I'm buliding a Three.js project.
In JS, I defined that renderer.setSize(1920,600)
.
With the command renderer.domElement
in console I can check the renderer size.
Under the normal browser zoom ratio (100%), the size of canvas is 1920 x 600. But if I change the zoom ratio to 150% then I got the wrong size 2880 x 900,which width and height are multiplied by 150%.
Generally speaking, if zoom ratio = z, then canvas width=1920z and height=600z . This is not what I want! I want a fixed size 1920 x 600 ,which is not affected by the browser zoom ratio.
Strange situation ,anyone can solve this problem?
Canvases have 2 sizes.
The size of their drawingBuffer.
This is how many pixels are in the canvas.
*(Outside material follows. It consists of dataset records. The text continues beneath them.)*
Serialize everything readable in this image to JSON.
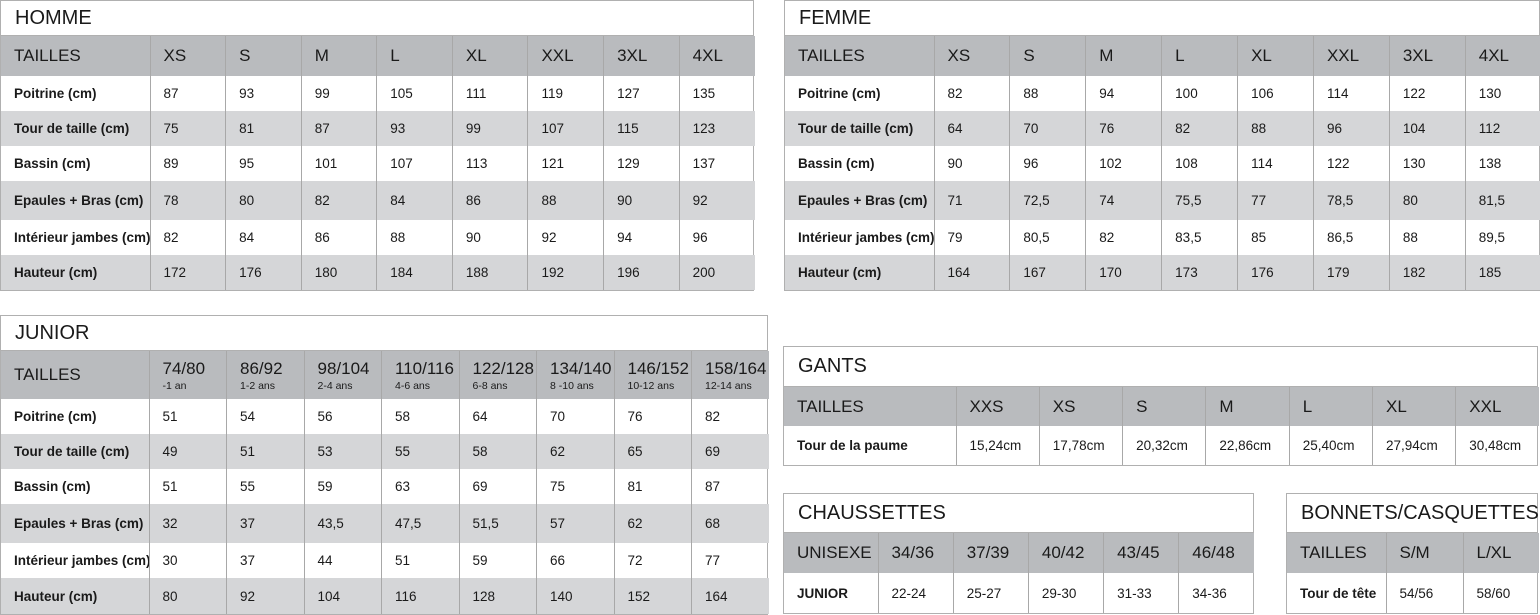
{
  "homme": {
    "title": "HOMME",
    "header": [
      "TAILLES",
      "XS",
      "S",
      "M",
      "L",
      "XL",
      "XXL",
      "3XL",
      "4XL"
    ],
    "rows": [
      [
        "Poitrine (cm)",
        "87",
        "93",
        "99",
        "105",
        "111",
        "119",
        "127",
        "135"
      ],
      [
        "Tour de taille (cm)",
        "75",
        "81",
        "87",
        "93",
        "99",
        "107",
        "115",
        "123"
      ],
      [
        "Bassin (cm)",
        "89",
        "95",
        "101",
        "107",
        "113",
        "121",
        "129",
        "137"
      ],
      [
        "Epaules + Bras (cm)",
        "78",
        "80",
        "82",
        "84",
        "86",
        "88",
        "90",
        "92"
      ],
      [
        "Intérieur jambes (cm)",
        "82",
        "84",
        "86",
        "88",
        "90",
        "92",
        "94",
        "96"
      ],
      [
        "Hauteur (cm)",
        "172",
        "176",
        "180",
        "184",
        "188",
        "192",
        "196",
        "200"
      ]
    ]
  },
  "femme": {
    "title": "FEMME",
    "header": [
      "TAILLES",
      "XS",
      "S",
      "M",
      "L",
      "XL",
      "XXL",
      "3XL",
      "4XL"
    ],
    "rows": [
      [
        "Poitrine (cm)",
        "82",
        "88",
        "94",
        "100",
        "106",
        "114",
        "122",
        "130"
      ],
      [
        "Tour de taille (cm)",
        "64",
        "70",
        "76",
        "82",
        "88",
        "96",
        "104",
        "112"
      ],
      [
        "Bassin (cm)",
        "90",
        "96",
        "102",
        "108",
        "114",
        "122",
        "130",
        "138"
      ],
      [
        "Epaules + Bras (cm)",
        "71",
        "72,5",
        "74",
        "75,5",
        "77",
        "78,5",
        "80",
        "81,5"
      ],
      [
        "Intérieur jambes (cm)",
        "79",
        "80,5",
        "82",
        "83,5",
        "85",
        "86,5",
        "88",
        "89,5"
      ],
      [
        "Hauteur (cm)",
        "164",
        "167",
        "170",
        "173",
        "176",
        "179",
        "182",
        "185"
      ]
    ]
  },
  "junior": {
    "title": "JUNIOR",
    "header": [
      "TAILLES",
      {
        "size": "74/80",
        "sub": "-1 an"
      },
      {
        "size": "86/92",
        "sub": "1-2 ans"
      },
      {
        "size": "98/104",
        "sub": "2-4 ans"
      },
      {
        "size": "110/116",
        "sub": "4-6 ans"
      },
      {
        "size": "122/128",
        "sub": "6-8 ans"
      },
      {
        "size": "134/140",
        "sub": "8 -10 ans"
      },
      {
        "size": "146/152",
        "sub": "10-12 ans"
      },
      {
        "size": "158/164",
        "sub": "12-14 ans"
      }
    ],
    "rows": [
      [
        "Poitrine (cm)",
        "51",
        "54",
        "56",
        "58",
        "64",
        "70",
        "76",
        "82"
      ],
      [
        "Tour de taille (cm)",
        "49",
        "51",
        "53",
        "55",
        "58",
        "62",
        "65",
        "69"
      ],
      [
        "Bassin (cm)",
        "51",
        "55",
        "59",
        "63",
        "69",
        "75",
        "81",
        "87"
      ],
      [
        "Epaules + Bras (cm)",
        "32",
        "37",
        "43,5",
        "47,5",
        "51,5",
        "57",
        "62",
        "68"
      ],
      [
        "Intérieur jambes (cm)",
        "30",
        "37",
        "44",
        "51",
        "59",
        "66",
        "72",
        "77"
      ],
      [
        "Hauteur (cm)",
        "80",
        "92",
        "104",
        "116",
        "128",
        "140",
        "152",
        "164"
      ]
    ]
  },
  "gants": {
    "title": "GANTS",
    "header": [
      "TAILLES",
      "XXS",
      "XS",
      "S",
      "M",
      "L",
      "XL",
      "XXL"
    ],
    "rows": [
      [
        "Tour de la paume",
        "15,24cm",
        "17,78cm",
        "20,32cm",
        "22,86cm",
        "25,40cm",
        "27,94cm",
        "30,48cm"
      ]
    ]
  },
  "chaussettes": {
    "title": "CHAUSSETTES",
    "header": [
      "UNISEXE",
      "34/36",
      "37/39",
      "40/42",
      "43/45",
      "46/48"
    ],
    "rows": [
      [
        "JUNIOR",
        "22-24",
        "25-27",
        "29-30",
        "31-33",
        "34-36"
      ]
    ]
  },
  "bonnets": {
    "title": "BONNETS/CASQUETTES",
    "header": [
      "TAILLES",
      "S/M",
      "L/XL"
    ],
    "rows": [
      [
        "Tour de tête",
        "54/56",
        "58/60"
      ]
    ]
  }
}
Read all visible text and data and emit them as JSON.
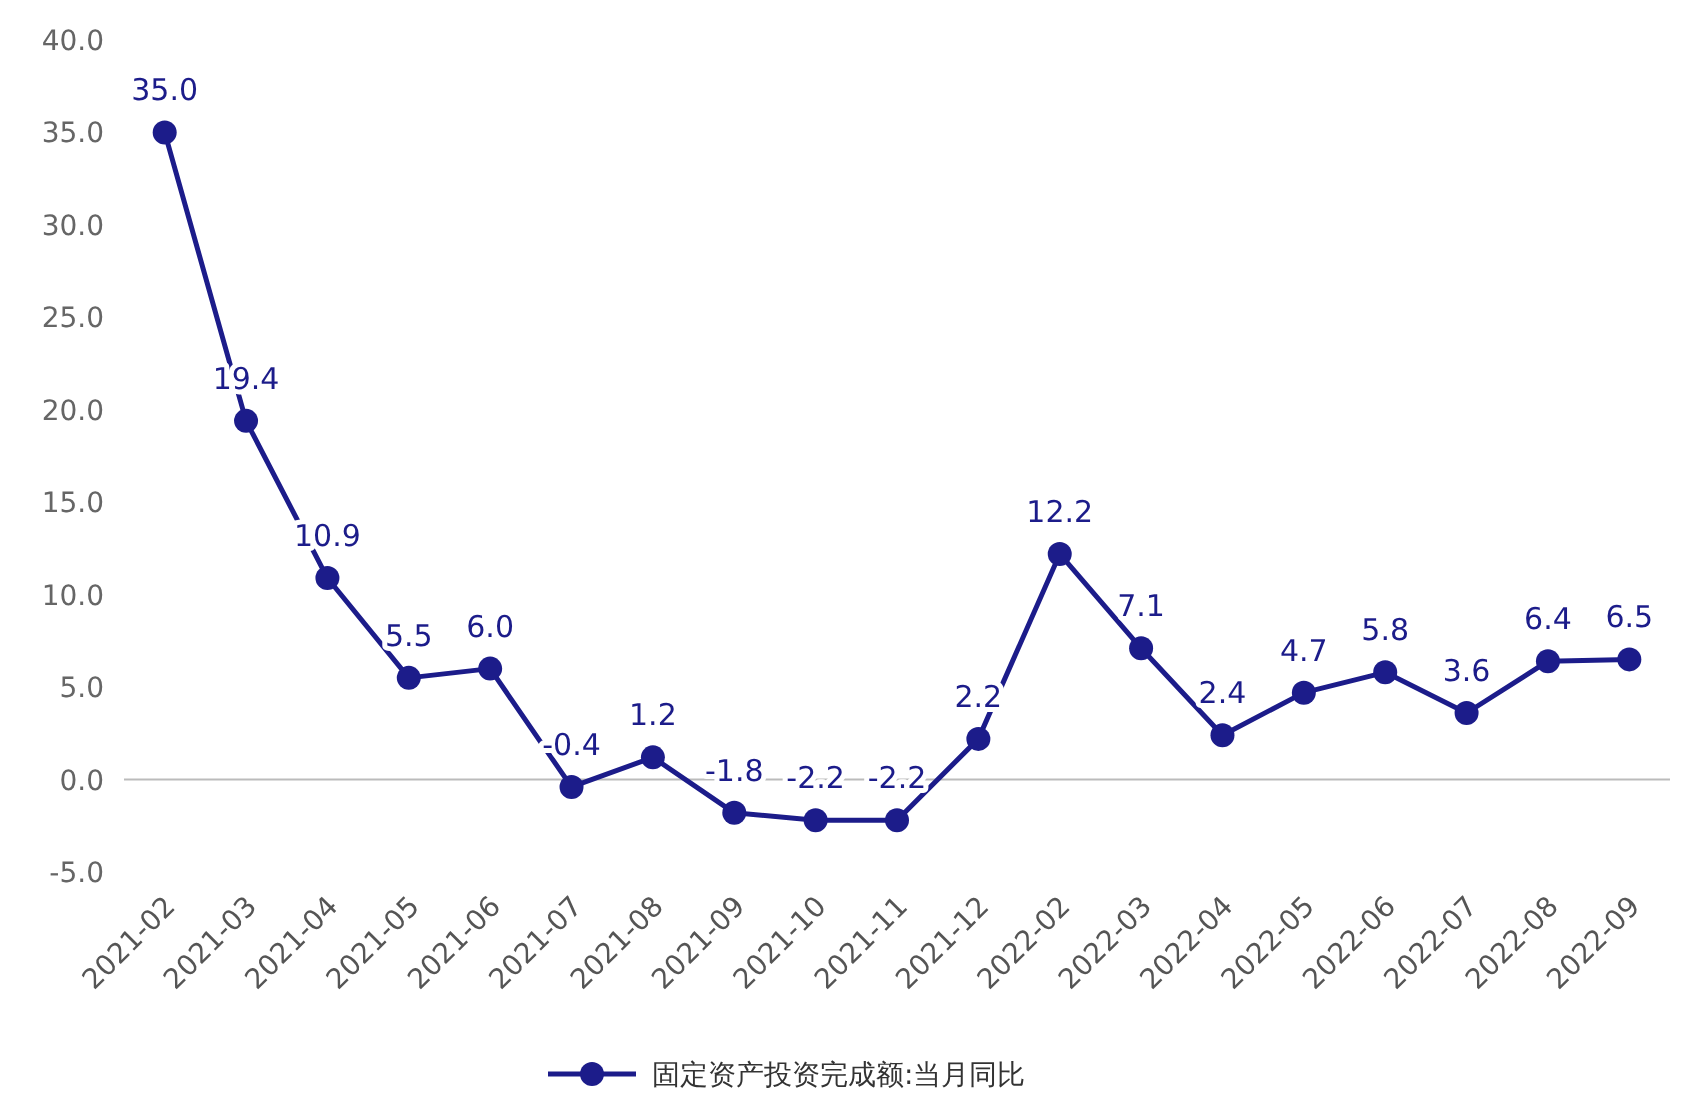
{
  "chart_data": {
    "type": "line",
    "categories": [
      "2021-02",
      "2021-03",
      "2021-04",
      "2021-05",
      "2021-06",
      "2021-07",
      "2021-08",
      "2021-09",
      "2021-10",
      "2021-11",
      "2021-12",
      "2022-02",
      "2022-03",
      "2022-04",
      "2022-05",
      "2022-06",
      "2022-07",
      "2022-08",
      "2022-09"
    ],
    "series": [
      {
        "name": "固定资产投资完成额:当月同比",
        "color": "#1c1c8a",
        "values": [
          35.0,
          19.4,
          10.9,
          5.5,
          6.0,
          -0.4,
          1.2,
          -1.8,
          -2.2,
          -2.2,
          2.2,
          12.2,
          7.1,
          2.4,
          4.7,
          5.8,
          3.6,
          6.4,
          6.5
        ],
        "value_labels": [
          "35.0",
          "19.4",
          "10.9",
          "5.5",
          "6.0",
          "-0.4",
          "1.2",
          "-1.8",
          "-2.2",
          "-2.2",
          "2.2",
          "12.2",
          "7.1",
          "2.4",
          "4.7",
          "5.8",
          "3.6",
          "6.4",
          "6.5"
        ]
      }
    ],
    "ylim": [
      -5,
      40
    ],
    "yticks": [
      {
        "value": -5,
        "label": "-5.0"
      },
      {
        "value": 0,
        "label": "0.0"
      },
      {
        "value": 5,
        "label": "5.0"
      },
      {
        "value": 10,
        "label": "10.0"
      },
      {
        "value": 15,
        "label": "15.0"
      },
      {
        "value": 20,
        "label": "20.0"
      },
      {
        "value": 25,
        "label": "25.0"
      },
      {
        "value": 30,
        "label": "30.0"
      },
      {
        "value": 35,
        "label": "35.0"
      },
      {
        "value": 40,
        "label": "40.0"
      }
    ],
    "ref_lines": [
      {
        "axis": "y",
        "value": 0,
        "color": "#bbbbbb"
      }
    ],
    "marker": "circle",
    "legend": "bottom"
  }
}
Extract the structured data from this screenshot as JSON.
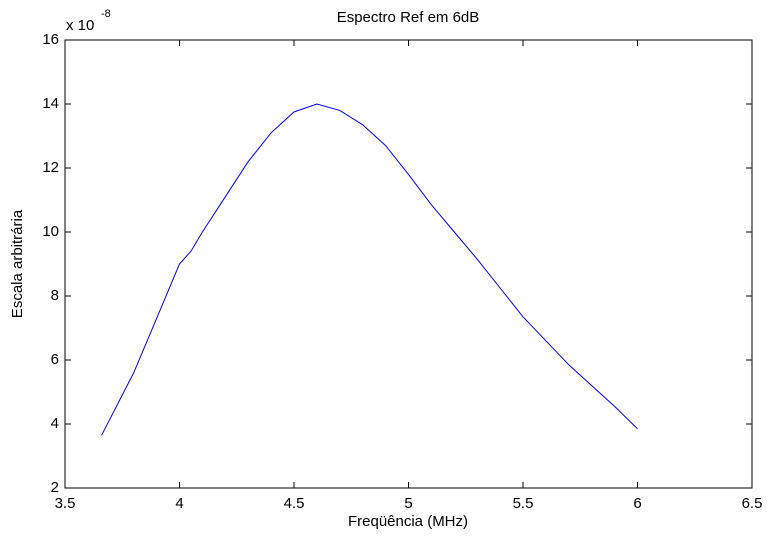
{
  "chart_data": {
    "type": "line",
    "title": "Espectro Ref em 6dB",
    "x_label": "Freqüência (MHz)",
    "y_label": "Escala arbitrária",
    "y_multiplier": "x 10",
    "y_multiplier_exponent": "-8",
    "x": [
      3.66,
      3.8,
      3.9,
      4.0,
      4.05,
      4.1,
      4.2,
      4.3,
      4.4,
      4.5,
      4.6,
      4.7,
      4.8,
      4.9,
      5.0,
      5.1,
      5.2,
      5.3,
      5.4,
      5.5,
      5.6,
      5.7,
      5.8,
      5.9,
      6.0
    ],
    "series": [
      {
        "color": "#0000ff",
        "values": [
          3.65,
          5.6,
          7.3,
          9.0,
          9.4,
          10.0,
          11.1,
          12.2,
          13.1,
          13.75,
          14.0,
          13.8,
          13.35,
          12.7,
          11.8,
          10.85,
          10.0,
          9.15,
          8.25,
          7.35,
          6.6,
          5.85,
          5.2,
          4.55,
          3.85
        ]
      }
    ],
    "xlim": [
      3.5,
      6.5
    ],
    "xticks": [
      3.5,
      4,
      4.5,
      5,
      5.5,
      6,
      6.5
    ],
    "ylim": [
      2,
      16
    ],
    "yticks": [
      2,
      4,
      6,
      8,
      10,
      12,
      14,
      16
    ]
  }
}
This is set by the width
and height
attributes
<canvas width="123" height="456"></canvas>
Or by setting the width
and height
properties
someCanvas.width = 123;
someCanvas.height = 456;
The size the canvas is displayed
This is set by CSS
<canvas width="123" height="456" style="width: 789px; height: 987px;"></canvas>
That canvas will have 123x456 pixels displayed at 789x987px
The CSS size can be set to any valid CSS. For example width: 50%;
in which case the browser will stretch the canvas to 50% of the size of its container. You can look up the size the browser is displaying the canvas i CSS pixels by looking at canvas.clientWidth
and canvas.clientHeight
or by calling canvas.getClientBoundingRect()
.
The browser NEVER changes size #1 above. Size #2 only changes if you set it to some percent measure. If it's changing that's happening in your code somewhere. Check for a resize
function
Note that three.js's renderer.setSize
sadly sets the CSS for the canvas in JavaScript. If you don't want it to set the CSS pass in false as the last argument as in
renderer.setSize(width, height, false);
This is currently (as of 2015-11-29) undocumented.